The man went, he preached, they changed. Great story.


The man did not want to do that. The city was his people’s archenemy. He wanted it destroyed and all the people who lived there.

So he did what anyone would do in that situation. He fled. He ran away from God. But God cannot be escaped. He caught the man and pretty much forced him to go to the city and preach. And the man was successful. The city and all the inhabitants repented and changed their ways. God did not destroy the city. The man sat outside and pouted. He wanted destruction. God wanted a right life.

The man’s name was Jonah. God caught him with a fish who grabbed him and took him back to the land. The story isn’t about the fish. The story is about repentance. About how God wanted everyone (not just the Hebrews) to repent and follow Him. It’s also a story about call.

Do you feel a call. It weighed on my soul for a long time that I should have a ministry. Didn’t know what it would be. I thought I knew. But then came a call. Actually, I was called for the same ministry many years ago. Said I couldn’t do it. God waited. He struck. I’m stuck.

How about you? What is weighing on your heart? Or maybe it’s a clear voice that you’re trying to ignore. Don’t ignore. In the end, God wins.

Perseverance and Perspective

April 25, 2014

Sometimes I like to touch on leadership issues. Several months ago, I took on a couple of leadership roles where some roadblocks popped up on the path. I’m still fighting through some. But I was reminded of two words that have stood me well over the years.

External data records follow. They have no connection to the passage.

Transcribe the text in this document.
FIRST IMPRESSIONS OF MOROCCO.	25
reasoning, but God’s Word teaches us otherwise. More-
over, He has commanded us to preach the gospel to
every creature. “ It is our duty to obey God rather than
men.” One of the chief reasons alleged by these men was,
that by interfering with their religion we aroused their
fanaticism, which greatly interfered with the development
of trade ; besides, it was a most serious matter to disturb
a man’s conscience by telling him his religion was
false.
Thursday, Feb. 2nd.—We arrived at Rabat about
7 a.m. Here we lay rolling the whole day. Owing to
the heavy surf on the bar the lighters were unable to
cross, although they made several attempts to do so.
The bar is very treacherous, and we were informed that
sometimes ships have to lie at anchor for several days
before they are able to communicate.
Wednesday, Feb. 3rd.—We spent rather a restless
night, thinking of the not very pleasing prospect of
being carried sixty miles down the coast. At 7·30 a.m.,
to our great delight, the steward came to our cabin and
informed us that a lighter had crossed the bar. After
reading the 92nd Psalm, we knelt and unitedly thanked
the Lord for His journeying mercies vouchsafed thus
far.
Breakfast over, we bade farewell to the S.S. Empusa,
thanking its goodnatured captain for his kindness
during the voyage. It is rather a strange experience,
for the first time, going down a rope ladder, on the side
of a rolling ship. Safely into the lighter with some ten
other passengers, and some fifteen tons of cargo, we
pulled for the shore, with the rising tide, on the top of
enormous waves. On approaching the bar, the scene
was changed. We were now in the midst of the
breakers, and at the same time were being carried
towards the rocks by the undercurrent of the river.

Perseverance. Perspective.

Someone asked me earlier this week how one of the roles I had undertaken was going. Moving along, I replied. I guess you just need perseverance. Sometimes you just have to keep moving, no matter what. Obstacles are those frightful things you see when you take your eyes off the goal. — Henry Ford.

Perspective means keeping the scope of live in mind. What does it all mean in the timeline of your life? There are things I’m taking on where I’m re-evaluating what the situation means in the scope of my life. Is this what I want to be doing? What is the importance relative to other things I’m doing?

I often ask the perspective question to dads and coaches (and sometimes moms) in youth soccer. The result of the 10-yr-olds game is not going to mean the difference of a World Cup draw seeding. Mostly they perspective of the kids is on the ice cream at the end of the game–win or lose.

Perspective will help your perseverance when your goals are aligned. When you are doing what you feel called to do. It will keep you going when obstacles seem like barriers rather than problems.